Mathematics of Big Data
Instructor Prof. Gu:
Office: Shan 3481
Email: gu@g.hmc.edu
Phone: ext. 1-8929
Office Hours: 3-4 pm PST Tuesday; also by appointment.
TA/Tutoring Hours:
Names: Ian Li, Teja Reddy, Zoe Shao
Email: math189bigdata@gmail.com
Tutoring Hours:
Ian Li: email me at ili@hmc.edu with potential meeting time and/or specific questions/topics.
Zoe Shao: email me at zoshao@hmc.edu with potential meeting time and/or specific questions/topics.
Teja Reddy: email me at treddy@hmc.edu with potential meeting time and/or specific questions/topics.
Textbook:
All members of the class will be required to obtain the
following text:
Kevin Patrick Murphy,
Machine Learning: a Probabilistic Perspective
. MIT Press, 2012.
Grading:
● 5% Reading Summary
● 35% Homework
● 20% Midterm Project
● 40% Final Project
● [Up to 5% Extra Credit]
Course Requirements and Evaluation:
● Reading Presentations
All readings are compulsory, but some are more compulsory
than others.
To encourage the goal of reading active research in
the field, we will assign each non-Murphy reading to a group of
two students who will write a summary of 1-2 pages
to be turned in at the start of class.
Each student will do approxiamately
two summaries in total. They must be clear and
demonstrate that you have read the
paper with a high degree of confidence. Credit will be
given on a 0-10 scale for each summary. Your summary
should be done at a high level, and should focus on
the main point of the readings (i.e. avoid complicated
math). As long as your summary is reasonable, you will
be given full credit.
● Homework
The homework is due every week at the beginning of each lecture.

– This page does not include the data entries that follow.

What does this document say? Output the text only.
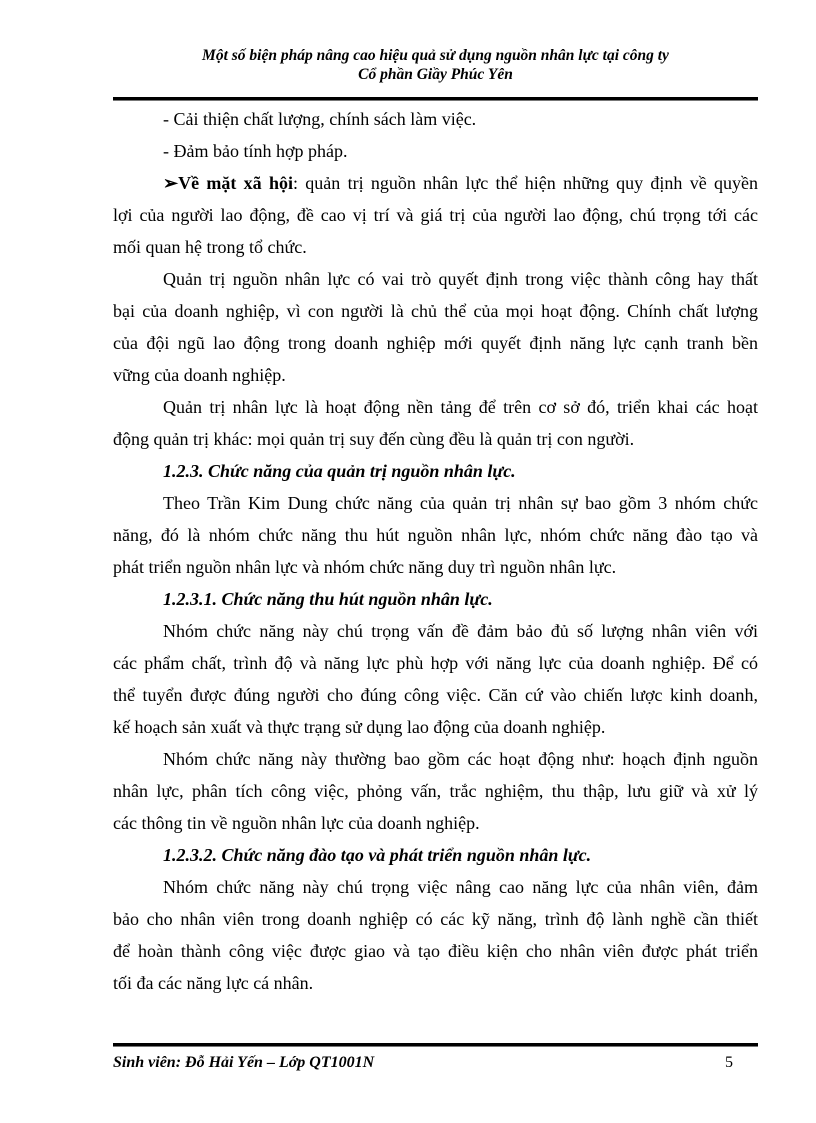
Một số biện pháp nâng cao hiệu quả sử dụng nguồn nhân lực tại công ty
Cổ phần Giầy Phúc Yên
- Cải thiện chất lượng, chính sách làm việc.
- Đảm bảo tính hợp pháp.
➢Về mặt xã hội: quản trị nguồn nhân lực thể hiện những quy định về quyền
lợi của người lao động, đề cao vị trí và giá trị của người lao động, chú trọng tới các
mối quan hệ trong tổ chức.
Quản trị nguồn nhân lực có vai trò quyết định trong việc thành công hay thất
bại của doanh nghiệp, vì con người là chủ thể của mọi hoạt động. Chính chất lượng
của đội ngũ lao động trong doanh nghiệp mới quyết định năng lực cạnh tranh bền
vững của doanh nghiệp.
Quản trị nhân lực là hoạt động nền tảng để trên cơ sở đó, triển khai các hoạt
động quản trị khác: mọi quản trị suy đến cùng đều là quản trị con người.
1.2.3. Chức năng của quản trị nguồn nhân lực.
Theo Trần Kim Dung chức năng của quản trị nhân sự bao gồm 3 nhóm chức
năng, đó là nhóm chức năng thu hút nguồn nhân lực, nhóm chức năng đào tạo và
phát triển nguồn nhân lực và nhóm chức năng duy trì nguồn nhân lực.
1.2.3.1. Chức năng thu hút nguồn nhân lực.
Nhóm chức năng này chú trọng vấn đề đảm bảo đủ số lượng nhân viên với
các phẩm chất, trình độ và năng lực phù hợp với năng lực của doanh nghiệp. Để có
thể tuyển được đúng người cho đúng công việc. Căn cứ vào chiến lược kinh doanh,
kế hoạch sản xuất và thực trạng sử dụng lao động của doanh nghiệp.
Nhóm chức năng này thường bao gồm các hoạt động như: hoạch định nguồn
nhân lực, phân tích công việc, phỏng vấn, trắc nghiệm, thu thập, lưu giữ và xử lý
các thông tin về nguồn nhân lực của doanh nghiệp.
1.2.3.2. Chức năng đào tạo và phát triển nguồn nhân lực.
Nhóm chức năng này chú trọng việc nâng cao năng lực của nhân viên, đảm
bảo cho nhân viên trong doanh nghiệp có các kỹ năng, trình độ lành nghề cần thiết
để hoàn thành công việc được giao và tạo điều kiện cho nhân viên được phát triển
tối đa các năng lực cá nhân.
Sinh viên: Đỗ Hải Yến – Lớp QT1001N	5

There will be two parts for each assignment: math and coding.
The homework is split approximately evenly between
mathematical analysis and extension of our course material
and application of algorithms to real world data.
For coding: You are highly recommended to use Python3. For each problem, the starter code
and the sample solution are implemented in Python3. All the results and graphs for the sample
solutions were produced under Python 3.5.2 under macOS Sierra; different versions of
Python or system environment may produce different results. You are also welcome to use Jupyter
Notebooks, but the starter code is not provided in notebook format.
Numpy and Pandas
are two important python libraries to know for coding assignment for this
course. You might also want to look at Matplotlib for
generating plots.
If you never used these libraries before, make sure you
check out the tutorials online before starting the first assignment.
Note:
1) When doing the coding problem for each homework set, you are not allowed to use
any machine learning algorithms implemented by external libraries, such as LinearRegression
in sklearn. However, you may use these algorithms in your final project.

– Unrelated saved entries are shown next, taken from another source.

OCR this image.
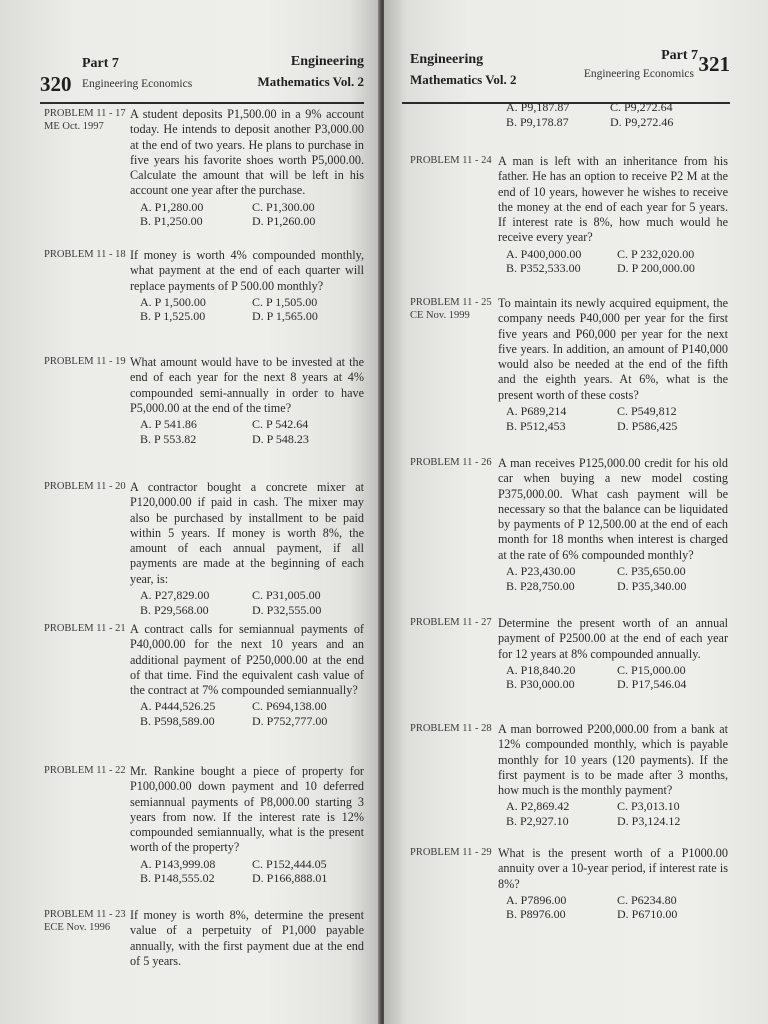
Part 7
320 Engineering Economics
Engineering
Mathematics Vol. 2
PROBLEM 11 - 17
ME Oct. 1997
A student deposits P1,500.00 in a 9% account today. He intends to deposit another P3,000.00 at the end of two years. He plans to purchase in five years his favorite shoes worth P5,000.00. Calculate the amount that will be left in his account one year after the purchase.
A. P1,280.00	C. P1,300.00
B. P1,250.00	D. P1,260.00
PROBLEM 11 - 18 If money is worth 4% compounded monthly, what payment at the end of each quarter will replace payments of P 500.00 monthly?
A. P 1,500.00	C. P 1,505.00
B. P 1,525.00	D. P 1,565.00
PROBLEM 11 - 19 What amount would have to be invested at the end of each year for the next 8 years at 4% compounded semi-annually in order to have P5,000.00 at the end of the time?
A. P 541.86	C. P 542.64
B. P 553.82	D. P 548.23
PROBLEM 11 - 20 A contractor bought a concrete mixer at P120,000.00 if paid in cash. The mixer may also be purchased by installment to be paid within 5 years. If money is worth 8%, the amount of each annual payment, if all payments are made at the beginning of each year, is:
A. P27,829.00	C. P31,005.00
B. P29,568.00	D. P32,555.00
PROBLEM 11 - 21 A contract calls for semiannual payments of P40,000.00 for the next 10 years and an additional payment of P250,000.00 at the end of that time. Find the equivalent cash value of the contract at 7% compounded semiannually?
A. P444,526.25	C. P694,138.00
B. P598,589.00	D. P752,777.00
PROBLEM 11 - 22 Mr. Rankine bought a piece of property for P100,000.00 down payment and 10 deferred semiannual payments of P8,000.00 starting 3 years from now. If the interest rate is 12% compounded semiannually, what is the present worth of the property?
A. P143,999.08	C. P152,444.05
B. P148,555.02	D. P166,888.01
PROBLEM 11 - 23
ECE Nov. 1996
If money is worth 8%, determine the present value of a perpetuity of P1,000 payable annually, with the first payment due at the end of 5 years.
Engineering
Mathematics Vol. 2
Part 7
Engineering Economics 321
A. P9,187.87	C. P9,272.64
B. P9,178.87	D. P9,272.46
PROBLEM 11 - 24 A man is left with an inheritance from his father. He has an option to receive P2 M at the end of 10 years, however he wishes to receive the money at the end of each year for 5 years. If interest rate is 8%, how much would he receive every year?
A. P400,000.00	C. P 232,020.00
B. P352,533.00	D. P 200,000.00
PROBLEM 11 - 25
CE Nov. 1999
To maintain its newly acquired equipment, the company needs P40,000 per year for the first five years and P60,000 per year for the next five years. In addition, an amount of P140,000 would also be needed at the end of the fifth and the eighth years. At 6%, what is the present worth of these costs?
A. P689,214	C. P549,812
B. P512,453	D. P586,425
PROBLEM 11 - 26 A man receives P125,000.00 credit for his old car when buying a new model costing P375,000.00. What cash payment will be necessary so that the balance can be liquidated by payments of P 12,500.00 at the end of each month for 18 months when interest is charged at the rate of 6% compounded monthly?
A. P23,430.00	C. P35,650.00
B. P28,750.00	D. P35,340.00
PROBLEM 11 - 27 Determine the present worth of an annual payment of P2500.00 at the end of each year for 12 years at 8% compounded annually.
A. P18,840.20	C. P15,000.00
B. P30,000.00	D. P17,546.04
PROBLEM 11 - 28 A man borrowed P200,000.00 from a bank at 12% compounded monthly, which is payable monthly for 10 years (120 payments). If the first payment is to be made after 3 months, how much is the monthly payment?
A. P2,869.42	C. P3,013.10
B. P2,927.10	D. P3,124.12
PROBLEM 11 - 29 What is the present worth of a P1000.00 annuity over a 10-year period, if interest rate is 8%?
A. P7896.00	C. P6234.80
B. P8976.00	D. P6710.00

2) Each homework has both pdf and tex versions. To have the tex files successfully compiled,
make sure that you have downloaded both macros.tex
and hmcpset.cls and put them
and the hw tex file under same folder.
If you have any questions with regard to the compilation of
the tex files, feel free to ask the grutors for help.
3) For each coding problem, please submit your code to GitHub; please print out any graph or
printing statements and submit them with the written part.
● Midterm
The midterm will either be a take-home exam covering all
topics seen in the first week of the course or a project
where you will apply the methods learned in the first half
of the course (TBD).
● Final Project
The final project is the largest component of the course.

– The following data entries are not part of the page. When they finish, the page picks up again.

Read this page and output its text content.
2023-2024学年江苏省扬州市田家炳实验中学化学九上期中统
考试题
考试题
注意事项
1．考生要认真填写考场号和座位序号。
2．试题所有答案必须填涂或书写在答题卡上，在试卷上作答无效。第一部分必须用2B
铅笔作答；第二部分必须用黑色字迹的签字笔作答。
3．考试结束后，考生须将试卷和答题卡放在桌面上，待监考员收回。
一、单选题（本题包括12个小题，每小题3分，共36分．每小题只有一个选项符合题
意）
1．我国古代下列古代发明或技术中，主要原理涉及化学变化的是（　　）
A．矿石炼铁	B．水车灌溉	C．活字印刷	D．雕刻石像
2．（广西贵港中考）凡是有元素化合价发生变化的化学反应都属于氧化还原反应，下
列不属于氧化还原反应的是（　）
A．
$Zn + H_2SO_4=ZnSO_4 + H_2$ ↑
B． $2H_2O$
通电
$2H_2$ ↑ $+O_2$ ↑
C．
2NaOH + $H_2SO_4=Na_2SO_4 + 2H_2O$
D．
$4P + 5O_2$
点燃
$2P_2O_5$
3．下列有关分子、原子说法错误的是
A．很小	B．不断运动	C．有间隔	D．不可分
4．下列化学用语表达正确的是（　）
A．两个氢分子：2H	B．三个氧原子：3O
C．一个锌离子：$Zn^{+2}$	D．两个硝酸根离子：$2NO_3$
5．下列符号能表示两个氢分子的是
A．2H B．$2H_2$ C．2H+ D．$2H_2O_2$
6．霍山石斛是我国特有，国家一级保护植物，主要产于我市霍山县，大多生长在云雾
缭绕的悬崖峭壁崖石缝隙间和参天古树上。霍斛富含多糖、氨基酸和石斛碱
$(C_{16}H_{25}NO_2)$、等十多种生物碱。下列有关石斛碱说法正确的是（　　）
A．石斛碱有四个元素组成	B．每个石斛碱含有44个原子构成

Each student will discover, explore, and attack a real world
problem of your choosing. The detailed description and requirements
for the final project can be found under the "Final Project" tab.
● GitHub
As we stated in the course overview, students are expected to
become comfortable with Github. Hence, each student is required
to create a Github account for coding assignment submission and
final project submission. If you already have a Github account,
that's perfect. If not, please create a personal Github account
and go over the tutorials online.
Note: Please make sure to send the username of your Github
account to TA for homework grading.
Classroom Policies:
● Attendence
Attendence for each lecture is mandatory and is expected of all
class members. if you're going to miss a lecture, it is neccessary
for you to inform the instructor as soon as possible. You are also
responsible for obtaining notes from another class member.
● Devices
You are welcome to use your computer or tablet for note-taking
(the PowerPoint slides will also be posted shortly after the
lecture for your convenience).
Diabilities:
Students who need disability-related accommodations are encouraged to discuss this with the instructor as soon as possible.